Disabling Hyper-Threading apparently fixes the problem (based on user reports), but none of the other
variables had a measurable impact on the issue. If you run Prime95 on a Skylake CPU with the maximum number
of threads available on the processor with the “CpuSupportsFMA3=0″ (which forces the use of AVX) at the
768 FFT size, the system will eventually crash.
Unfortunately, Intel’s current disclosure is vague at best. The complete statement reads:
Intel has identified an issue that potentially affects the 6th Gen Intel® Core™ family of products.
This issue only occurs under certain complex workload conditions, like those that may be encountered when
running applications like Prime95. In those cases, the processor may hang or cause unpredictable
system behavior.
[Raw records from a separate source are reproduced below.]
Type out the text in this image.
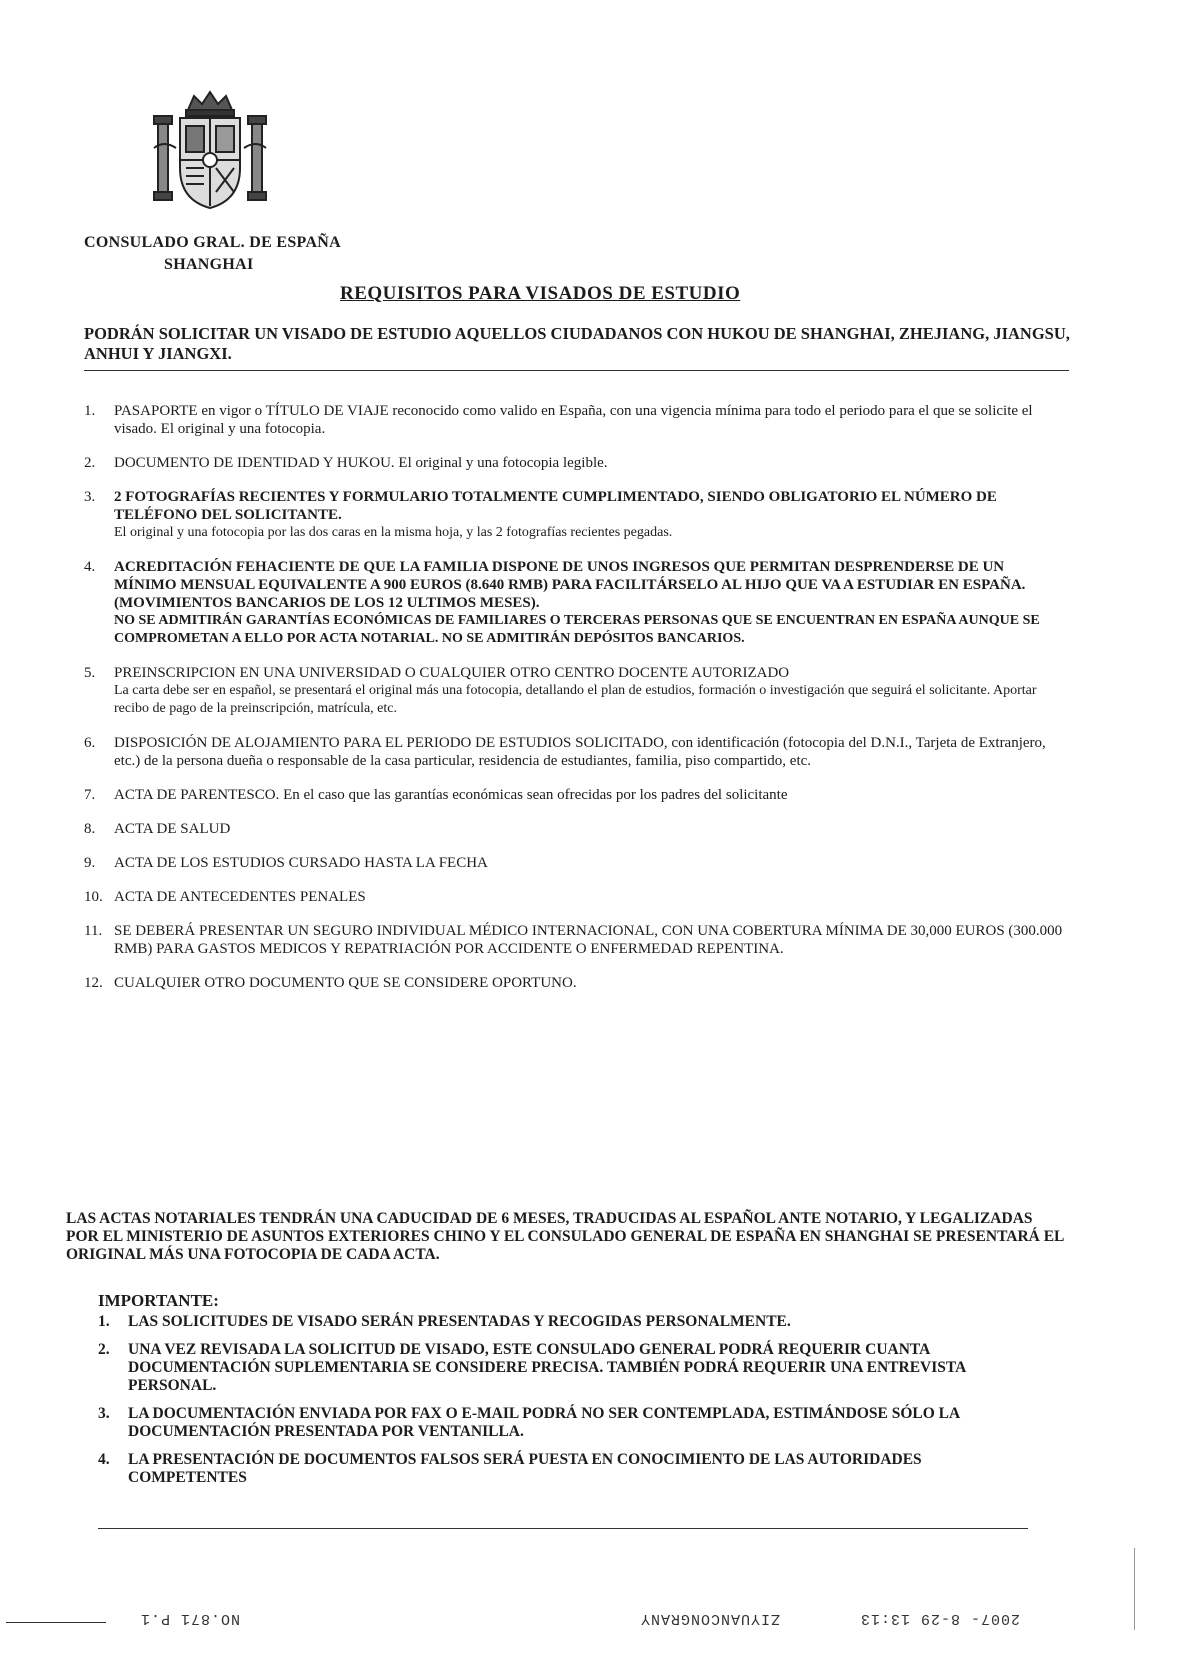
CONSULADO GRAL. DE ESPAÑA
SHANGHAI
REQUISITOS PARA VISADOS DE ESTUDIO
PODRÁN SOLICITAR UN VISADO DE ESTUDIO AQUELLOS CIUDADANOS CON HUKOU DE SHANGHAI, ZHEJIANG, JIANGSU, ANHUI Y JIANGXI.
1. PASAPORTE en vigor o TÍTULO DE VIAJE reconocido como valido en España, con una vigencia mínima para todo el periodo para el que se solicite el visado. El original y una fotocopia.
2. DOCUMENTO DE IDENTIDAD Y HUKOU. El original y una fotocopia legible.
3. 2 FOTOGRAFÍAS RECIENTES Y FORMULARIO TOTALMENTE CUMPLIMENTADO, SIENDO OBLIGATORIO EL NÚMERO DE TELÉFONO DEL SOLICITANTE.
El original y una fotocopia por las dos caras en la misma hoja, y las 2 fotografías recientes pegadas.
4. ACREDITACIÓN FEHACIENTE DE QUE LA FAMILIA DISPONE DE UNOS INGRESOS QUE PERMITAN DESPRENDERSE DE UN MÍNIMO MENSUAL EQUIVALENTE A 900 EUROS (8.640 RMB) PARA FACILITÁRSELO AL HIJO QUE VA A ESTUDIAR EN ESPAÑA. (MOVIMIENTOS BANCARIOS DE LOS 12 ULTIMOS MESES).
NO SE ADMITIRÁN GARANTÍAS ECONÓMICAS DE FAMILIARES O TERCERAS PERSONAS QUE SE ENCUENTRAN EN ESPAÑA AUNQUE SE COMPROMETAN A ELLO POR ACTA NOTARIAL. NO SE ADMITIRÁN DEPÓSITOS BANCARIOS.
5. PREINSCRIPCION EN UNA UNIVERSIDAD O CUALQUIER OTRO CENTRO DOCENTE AUTORIZADO
La carta debe ser en español, se presentará el original más una fotocopia, detallando el plan de estudios, formación o investigación que seguirá el solicitante. Aportar recibo de pago de la preinscripción, matrícula, etc.
6. DISPOSICIÓN DE ALOJAMIENTO PARA EL PERIODO DE ESTUDIOS SOLICITADO, con identificación (fotocopia del D.N.I., Tarjeta de Extranjero, etc.) de la persona dueña o responsable de la casa particular, residencia de estudiantes, familia, piso compartido, etc.
7. ACTA DE PARENTESCO. En el caso que las garantías económicas sean ofrecidas por los padres del solicitante
8. ACTA DE SALUD
9. ACTA DE LOS ESTUDIOS CURSADO HASTA LA FECHA
10. ACTA DE ANTECEDENTES PENALES
11. SE DEBERÁ PRESENTAR UN SEGURO INDIVIDUAL MÉDICO INTERNACIONAL, CON UNA COBERTURA MÍNIMA DE 30,000 EUROS (300.000 RMB) PARA GASTOS MEDICOS Y REPATRIACIÓN POR ACCIDENTE O ENFERMEDAD REPENTINA.
12. CUALQUIER OTRO DOCUMENTO QUE SE CONSIDERE OPORTUNO.
LAS ACTAS NOTARIALES TENDRÁN UNA CADUCIDAD DE 6 MESES, TRADUCIDAS AL ESPAÑOL ANTE NOTARIO, Y LEGALIZADAS POR EL MINISTERIO DE ASUNTOS EXTERIORES CHINO Y EL CONSULADO GENERAL DE ESPAÑA EN SHANGHAI SE PRESENTARÁ EL ORIGINAL MÁS UNA FOTOCOPIA DE CADA ACTA.
IMPORTANTE:
1. LAS SOLICITUDES DE VISADO SERÁN PRESENTADAS Y RECOGIDAS PERSONALMENTE.
2. UNA VEZ REVISADA LA SOLICITUD DE VISADO, ESTE CONSULADO GENERAL PODRÁ REQUERIR CUANTA DOCUMENTACIÓN SUPLEMENTARIA SE CONSIDERE PRECISA. TAMBIÉN PODRÁ REQUERIR UNA ENTREVISTA PERSONAL.
3. LA DOCUMENTACIÓN ENVIADA POR FAX O E-MAIL PODRÁ NO SER CONTEMPLADA, ESTIMÁNDOSE SÓLO LA DOCUMENTACIÓN PRESENTADA POR VENTANILLA.
4. LA PRESENTACIÓN DE DOCUMENTOS FALSOS SERÁ PUESTA EN CONOCIMIENTO DE LAS AUTORIDADES COMPETENTES
NO.871 P.1	ZIYUANCONGRANY	2007- 8-29 13:13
Intel has identified and released a fix and is working with external business partners
to get the fix deployed through BIOS.
It’s not clear yet what the fix will be, or if it will require end users to avoid certain code paths
or features when testing processors. Niche cases like this can have enormous impacts on companies — in
the early 1990s, Intel’s Pentium processors suffered what became known as the FDIV bug.
The chip’s worked perfectly in the vast majority of cases, but would return an incorrect value in
specific floating-point cases. Specifically, the returned values were incorrect by roughly 0.000061.
Nonetheless, the bug caused serious headaches for Intel. The company took a hammering in the press and a
charge of $475 million against earnings to resolve the problem. Since then, we’ve seen a number of
high-profile errors — AMD has its TLB bug with the original Phenom, Intel’s first iteration of TSX
(Transactional Synchronization Extensions) were disabled via microcode update.
There’s a bug in Intel’s VM implementation that can allow a guest VM to fault in a way that traps the
CPU in an infinite loop.
Intel turned some of the flawed Pentium chips into keychains.
We think of processors as essentially flawless devices that “just work,” but reality tells a different story.
Check out Intel’s list of errata in Haswell — there’s a five-page list of flaws and issues,
virtually all of which are labeled as “No fix.” The solution, in the majority of cases,
is “Don’t do it like that.” AMD chips aren’t immune from these kinds of issues by any means,
but there’s been less hammering on AMD chips since they don’t have the enterprise market share they
used to command.
Sometimes bugs are disclosed, sometimes they aren’t — Piledriver has a significant problem with 256-bit AVX
instructions, for example, that injects an 18-20 cycle delay into executing multiple consecutive instructions.
Every original Intel Atom (before Bay Trail) had a floating point flaw that could insert a NOP
(no operation) into every other cycle, effectively doubling FPU compute time. No one bought an Atom for
its FPU performance, so the bug didn’t get talked about.
We’ll have to wait and see what Intel’s solution for this problem is. The simplest way to fix it might be
to tell the CPU to avoid using AVX in specific instances, but the FDIV bug demonstrated that users often
demand 100% compatible CPUs — even if they aren’t using the functions that actually trigger a bug.
The problem is, as CPUs add more features and capabilities, it takes longer and longer to adequately
test those functions.